Trazos biográficos

Amira de la Rosa

1900, el 7 de enero, en Barranquilla nace Amira Hortensia Arrieta MacGregor. La mayor de nueve hermanos (ocho mujeres y un hombre).

“Señora, ¡qué acierto el de su bautizo!”

Esto le dijo el sabio catalán Ramón Vinyes a Amira de la Rosa cuando la conoció. Vinyes vivía en Barranquilla y con su expresión se refería a que en árabe el nombre Amira significa princesa.

Desde niña, Amira fue gran lectora de autores clásicos y contemporáneos; disciplinada y consagrada. Siempre sintió el deseo vehemente de estudiar literatura.

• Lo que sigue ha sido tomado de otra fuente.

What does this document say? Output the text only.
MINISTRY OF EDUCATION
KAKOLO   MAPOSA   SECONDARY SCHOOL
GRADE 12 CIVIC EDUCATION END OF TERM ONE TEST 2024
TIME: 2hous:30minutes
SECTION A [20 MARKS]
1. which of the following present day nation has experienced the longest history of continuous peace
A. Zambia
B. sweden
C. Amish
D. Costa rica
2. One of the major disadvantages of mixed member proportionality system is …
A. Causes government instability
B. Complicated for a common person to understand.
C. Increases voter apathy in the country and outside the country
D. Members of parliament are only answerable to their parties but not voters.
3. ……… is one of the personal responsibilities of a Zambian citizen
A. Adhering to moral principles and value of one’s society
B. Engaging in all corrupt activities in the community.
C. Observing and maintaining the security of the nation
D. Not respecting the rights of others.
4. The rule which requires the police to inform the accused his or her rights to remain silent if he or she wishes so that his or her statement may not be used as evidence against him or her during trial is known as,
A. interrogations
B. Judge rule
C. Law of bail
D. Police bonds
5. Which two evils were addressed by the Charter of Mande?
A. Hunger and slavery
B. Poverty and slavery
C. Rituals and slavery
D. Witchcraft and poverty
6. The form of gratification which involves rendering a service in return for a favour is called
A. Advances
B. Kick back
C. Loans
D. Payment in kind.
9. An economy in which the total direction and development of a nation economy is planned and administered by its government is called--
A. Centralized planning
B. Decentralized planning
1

1915. Se casó con Reginaldo de la Rosa Ortega, quien tenía 32 años; era abogado, escritor y gramático.

Amira de la Rosa

1926. Graduada de normalista, en asocio de sus hermanas Amira funda un colegio conocido como de las Hermanas Arrieta, del que fue rectora. Según sus palabras, era un preparatorio de los usuales en la época; sin embargo, además de lo tradicional por ese entonces, enseñaba glamour, actividades artísticas y musicales, educación para el hogar y maternidad.

 

 

1930. Viaja a Madrid, España, a estudiar en la Escuela de Periodismo de El Debate. Se especializa en teatro y crítica teatral. Estaba embarazada y allí tiene a su único hijo, Ramiro.

Amira de la Rosa

1932. Se radica en Barcelona. Hace amistad con gente de teatro, asiste a lecturas de obras, representaciones y reuniones de carácter académico y social. Escribe Madre borrada que recibe buenos comentarios.

 

“Y cuando pude viajar busqué en Europa la necesidad de mi especialización en el método más adelantado y moderno, el de doña María Montessori… De sus propios labios, en Barcelona, y a su lado permanentemente atendí las instrucciones de aquella clarividente tan excepcional […]”.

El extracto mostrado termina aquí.